When I was just a wee tyke, my parents decided to move from Salem into Marblehead with our family. Instead of selling the old house we were living in, My dad changed it into a 3 family apartment house, and since that fateful decision the house has become our burden. With a single nurse living on the first floor, a small family on the second, and an older woman on the third.
One way we judge the seasons is by the request of installation or removal of the single nurses' (Bonnie) air conditioners. In the Spring when she calls to tell us to install these units, we officially make it summer in our household. When she asks for them out, we take our boat out of the water, and it's fall.
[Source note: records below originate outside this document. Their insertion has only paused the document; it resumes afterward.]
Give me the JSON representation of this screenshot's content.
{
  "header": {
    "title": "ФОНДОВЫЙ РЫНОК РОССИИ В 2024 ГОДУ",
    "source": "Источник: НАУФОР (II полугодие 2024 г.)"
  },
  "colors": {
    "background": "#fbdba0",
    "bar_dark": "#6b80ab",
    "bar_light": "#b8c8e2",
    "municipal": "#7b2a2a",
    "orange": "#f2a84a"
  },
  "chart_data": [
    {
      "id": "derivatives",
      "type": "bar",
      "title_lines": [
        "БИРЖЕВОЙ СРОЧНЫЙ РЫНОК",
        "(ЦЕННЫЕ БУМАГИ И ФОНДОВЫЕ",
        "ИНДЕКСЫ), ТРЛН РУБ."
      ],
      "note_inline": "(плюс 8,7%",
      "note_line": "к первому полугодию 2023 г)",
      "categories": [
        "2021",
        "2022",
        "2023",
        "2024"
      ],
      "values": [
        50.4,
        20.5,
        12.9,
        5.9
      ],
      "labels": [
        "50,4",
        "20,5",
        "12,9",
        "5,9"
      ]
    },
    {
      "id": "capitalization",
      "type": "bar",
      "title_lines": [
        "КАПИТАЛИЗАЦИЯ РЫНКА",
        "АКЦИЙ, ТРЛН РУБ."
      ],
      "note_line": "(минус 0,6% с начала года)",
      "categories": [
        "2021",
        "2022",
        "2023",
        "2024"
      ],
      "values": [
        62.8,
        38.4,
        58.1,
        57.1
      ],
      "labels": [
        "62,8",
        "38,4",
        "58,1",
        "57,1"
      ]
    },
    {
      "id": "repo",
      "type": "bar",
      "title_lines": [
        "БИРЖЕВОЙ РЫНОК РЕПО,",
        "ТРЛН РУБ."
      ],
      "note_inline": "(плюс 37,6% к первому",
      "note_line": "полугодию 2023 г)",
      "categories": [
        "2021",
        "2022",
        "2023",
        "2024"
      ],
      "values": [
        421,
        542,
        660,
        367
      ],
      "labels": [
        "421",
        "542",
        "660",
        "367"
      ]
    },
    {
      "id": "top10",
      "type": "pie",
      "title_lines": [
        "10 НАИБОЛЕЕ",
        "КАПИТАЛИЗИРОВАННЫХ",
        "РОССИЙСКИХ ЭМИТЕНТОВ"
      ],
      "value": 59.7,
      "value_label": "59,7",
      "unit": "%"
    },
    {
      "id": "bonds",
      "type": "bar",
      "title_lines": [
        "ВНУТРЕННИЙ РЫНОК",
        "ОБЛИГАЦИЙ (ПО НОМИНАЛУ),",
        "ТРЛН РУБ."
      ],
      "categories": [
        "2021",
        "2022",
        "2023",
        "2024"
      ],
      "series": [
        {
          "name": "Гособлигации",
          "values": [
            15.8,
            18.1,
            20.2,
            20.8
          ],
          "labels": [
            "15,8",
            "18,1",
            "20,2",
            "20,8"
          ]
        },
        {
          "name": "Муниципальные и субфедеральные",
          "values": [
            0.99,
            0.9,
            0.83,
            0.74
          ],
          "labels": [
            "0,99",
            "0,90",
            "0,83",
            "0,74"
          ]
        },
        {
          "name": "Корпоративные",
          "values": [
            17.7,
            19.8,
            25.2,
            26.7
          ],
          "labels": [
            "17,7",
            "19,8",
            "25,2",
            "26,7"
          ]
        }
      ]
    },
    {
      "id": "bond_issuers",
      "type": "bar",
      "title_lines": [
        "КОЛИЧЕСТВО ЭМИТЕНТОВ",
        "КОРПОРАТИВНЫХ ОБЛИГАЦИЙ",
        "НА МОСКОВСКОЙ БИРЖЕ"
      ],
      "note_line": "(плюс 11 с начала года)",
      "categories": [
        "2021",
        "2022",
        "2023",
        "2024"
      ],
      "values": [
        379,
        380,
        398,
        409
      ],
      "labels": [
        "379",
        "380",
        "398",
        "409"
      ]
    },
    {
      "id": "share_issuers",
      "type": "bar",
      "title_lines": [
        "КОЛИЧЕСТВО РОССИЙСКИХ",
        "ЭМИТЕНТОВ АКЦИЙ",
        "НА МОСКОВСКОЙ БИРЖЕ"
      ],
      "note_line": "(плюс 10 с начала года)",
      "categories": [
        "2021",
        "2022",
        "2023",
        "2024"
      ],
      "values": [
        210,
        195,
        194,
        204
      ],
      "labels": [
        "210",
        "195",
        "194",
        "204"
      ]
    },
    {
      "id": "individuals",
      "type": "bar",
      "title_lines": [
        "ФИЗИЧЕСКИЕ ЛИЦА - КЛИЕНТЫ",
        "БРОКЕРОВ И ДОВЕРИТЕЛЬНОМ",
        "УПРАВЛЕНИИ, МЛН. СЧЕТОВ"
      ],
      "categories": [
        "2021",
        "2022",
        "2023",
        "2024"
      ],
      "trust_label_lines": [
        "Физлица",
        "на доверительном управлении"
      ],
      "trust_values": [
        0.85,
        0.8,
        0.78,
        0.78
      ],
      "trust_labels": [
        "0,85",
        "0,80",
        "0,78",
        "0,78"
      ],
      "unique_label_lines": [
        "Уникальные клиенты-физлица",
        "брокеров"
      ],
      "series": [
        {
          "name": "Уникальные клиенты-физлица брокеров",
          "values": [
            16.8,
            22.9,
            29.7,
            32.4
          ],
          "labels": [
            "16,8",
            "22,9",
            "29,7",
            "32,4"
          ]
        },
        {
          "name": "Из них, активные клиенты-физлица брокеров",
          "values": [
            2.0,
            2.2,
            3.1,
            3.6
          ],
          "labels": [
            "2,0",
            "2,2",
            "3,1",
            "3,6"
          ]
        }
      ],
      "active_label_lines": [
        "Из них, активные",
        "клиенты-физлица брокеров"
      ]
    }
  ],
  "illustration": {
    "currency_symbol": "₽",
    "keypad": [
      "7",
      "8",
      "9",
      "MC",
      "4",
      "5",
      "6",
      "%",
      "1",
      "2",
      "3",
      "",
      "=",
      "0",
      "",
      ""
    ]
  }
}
Installing Bonnie's air conditioner is quite a process. My father and I get out of our car, and open up the door to the dank, musty basement where the air seems five times thicker than that of the surface air. We carry two heavy air conditioners up steep stairs through a doorway that it doesn't quite fit through. When we open up the door to Bonnie's apartment, we immediately have to close it, because every time we forget about the amount of felines trying to get out of the door. So after shooing away 7 to 8 cats, we get the air conditioners in the kitchen. The kitchen smells heavily of catfood, and instantaneously, our noses and eyes are itchy. But you see, the Kitchen is the best part of the house. It actually has a little bit of space around the cat scratchers. As I enter the living room, my fingers begin to tingle with the feeling that I'm being watched, and as I survey the room, I see thousands of small dolls. Perched on walls, and all over bookshelves. Carolers, to American Girls, to strange chinese porcelain face dolls. Every one of them is staring. There are actually so many dolls and knick knacks all around the rooms, that there are only small paths from the couch, to the bedroom and kitchen. Making access to the window nearly impossible. My father slowly squirms through the ranks of doll corps to the window while I guide him. Like a human twist on the milton-bradley game "Operation". Things are going well and we get the air conditioner installed. After my father does anything, he steps back to look at it. This is instinct, that he has been doing for years, to analyze if anything needs to be adjusted. When this instinct hits him, he forgets that he is surrounded by many breakables. I watch him in slow motion back into a set of cow sculptures in various corny poses. Before I can utter a word, they fall. My dad panics, and turns around to see what he hit. But in the process, hits over more breakables, and turns again to see what that was until a chain reaction occurs, and before 13 seconds pass, he has gone through a full day's worth of sales at The Christmas Tree Shop on route 1. Eventually I yell to him to just stop moving. We pick up the pieces of doll, and finagle them into positions that make them look normal, and take home the ones that are beyond repair.
We pray to God that Bonnie didn't notice.